You don't want an episiotomy. That's fine, I'd rather not do one. But, if it looks like you are going to need one, or your baby is in distress, I shouldn't have to beg you for it. You don't want an epidural. I couldn't care less. Just don't kick me. I don't care what you say in the delivery room, sister. What happens in labor stays in labor.

And finally, you sure as hell don't want a c-section. You know something? I don't want to do one on you. Or on anyone else. But, I also don't want your to baby die either. Or be so oxygen deprived that they have a lifetime of hardship because of your birth plan. They either fit, or they don't. And if they don't somethings gotta give: your pelvis or their skull (or shoulders).  I can promise you that any delivery I can leave without sewing anything makes my day!

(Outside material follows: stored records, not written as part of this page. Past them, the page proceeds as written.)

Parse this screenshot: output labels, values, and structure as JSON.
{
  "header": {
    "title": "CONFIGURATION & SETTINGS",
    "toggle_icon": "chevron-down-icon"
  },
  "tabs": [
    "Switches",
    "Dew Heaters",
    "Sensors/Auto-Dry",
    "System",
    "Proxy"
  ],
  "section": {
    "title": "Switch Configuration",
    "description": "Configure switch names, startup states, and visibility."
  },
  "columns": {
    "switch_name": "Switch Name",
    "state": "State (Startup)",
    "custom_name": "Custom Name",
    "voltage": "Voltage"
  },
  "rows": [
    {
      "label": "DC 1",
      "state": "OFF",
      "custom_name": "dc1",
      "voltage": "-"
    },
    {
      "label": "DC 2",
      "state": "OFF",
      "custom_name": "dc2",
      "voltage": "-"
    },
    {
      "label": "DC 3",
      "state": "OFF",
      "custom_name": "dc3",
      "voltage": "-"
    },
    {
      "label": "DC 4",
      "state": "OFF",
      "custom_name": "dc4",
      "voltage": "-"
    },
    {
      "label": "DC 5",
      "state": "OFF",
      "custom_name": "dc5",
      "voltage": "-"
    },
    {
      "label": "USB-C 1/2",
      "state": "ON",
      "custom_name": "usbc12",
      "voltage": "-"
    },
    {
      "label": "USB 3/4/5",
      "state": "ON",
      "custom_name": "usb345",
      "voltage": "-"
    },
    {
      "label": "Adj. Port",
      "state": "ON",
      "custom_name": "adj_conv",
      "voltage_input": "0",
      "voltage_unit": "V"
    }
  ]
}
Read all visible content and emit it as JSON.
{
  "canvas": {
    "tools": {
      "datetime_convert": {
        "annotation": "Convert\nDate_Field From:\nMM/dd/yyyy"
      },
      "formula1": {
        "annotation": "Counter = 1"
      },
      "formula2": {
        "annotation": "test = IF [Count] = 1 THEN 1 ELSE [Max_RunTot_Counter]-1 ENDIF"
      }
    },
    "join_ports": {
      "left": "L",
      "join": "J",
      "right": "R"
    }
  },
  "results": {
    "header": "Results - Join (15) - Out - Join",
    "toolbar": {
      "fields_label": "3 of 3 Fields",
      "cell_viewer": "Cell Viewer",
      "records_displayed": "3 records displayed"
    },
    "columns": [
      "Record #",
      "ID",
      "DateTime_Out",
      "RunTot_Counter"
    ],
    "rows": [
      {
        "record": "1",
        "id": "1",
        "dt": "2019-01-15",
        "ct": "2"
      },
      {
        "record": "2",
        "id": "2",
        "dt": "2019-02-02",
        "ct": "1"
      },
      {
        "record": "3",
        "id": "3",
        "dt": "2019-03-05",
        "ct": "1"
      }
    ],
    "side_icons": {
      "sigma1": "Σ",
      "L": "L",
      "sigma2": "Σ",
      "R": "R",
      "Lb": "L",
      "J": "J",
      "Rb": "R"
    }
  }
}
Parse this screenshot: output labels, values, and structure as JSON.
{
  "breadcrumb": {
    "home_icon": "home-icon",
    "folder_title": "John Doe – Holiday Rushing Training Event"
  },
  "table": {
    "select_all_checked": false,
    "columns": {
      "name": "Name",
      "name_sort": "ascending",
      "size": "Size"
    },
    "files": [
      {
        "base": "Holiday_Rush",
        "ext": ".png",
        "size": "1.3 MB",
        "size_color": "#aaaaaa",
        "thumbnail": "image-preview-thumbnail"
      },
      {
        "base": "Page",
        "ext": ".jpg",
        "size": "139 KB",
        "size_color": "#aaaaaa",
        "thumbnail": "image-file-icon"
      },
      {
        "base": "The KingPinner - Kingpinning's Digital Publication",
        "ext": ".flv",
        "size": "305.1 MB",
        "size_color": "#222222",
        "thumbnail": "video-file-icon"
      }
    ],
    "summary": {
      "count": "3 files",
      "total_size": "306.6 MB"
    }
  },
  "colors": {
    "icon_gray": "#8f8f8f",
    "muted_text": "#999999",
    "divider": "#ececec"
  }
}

Your baby's delivery isn't about you. It is the first time in your life that you will be totally selfless, giving your lifeblood, your energy, your strength and your all into another human being. Your ability to deliver vaginally with minimal intervention, or c-section with admission to the ICU does NOT equal in any way your ability to mother this child. So, please, please, let me help you and your baby off of this wild ride uninjured.

Allow me to introduce to you my birth plan for you: I need only 3 things. I need IV access for emergencies, I need the ability to monitor your little one during this transition, and most of all, I need your trust. When things go awry, and they sometimes do, I need to have the ability to keep your baby safe, and you safe as well.

Lately, I have seen way too many disasters that could have been averted by better communication between mother and doctor.  Let's stop this madness and commit to safe deliveries and healthy babies regardless of how they are birthed.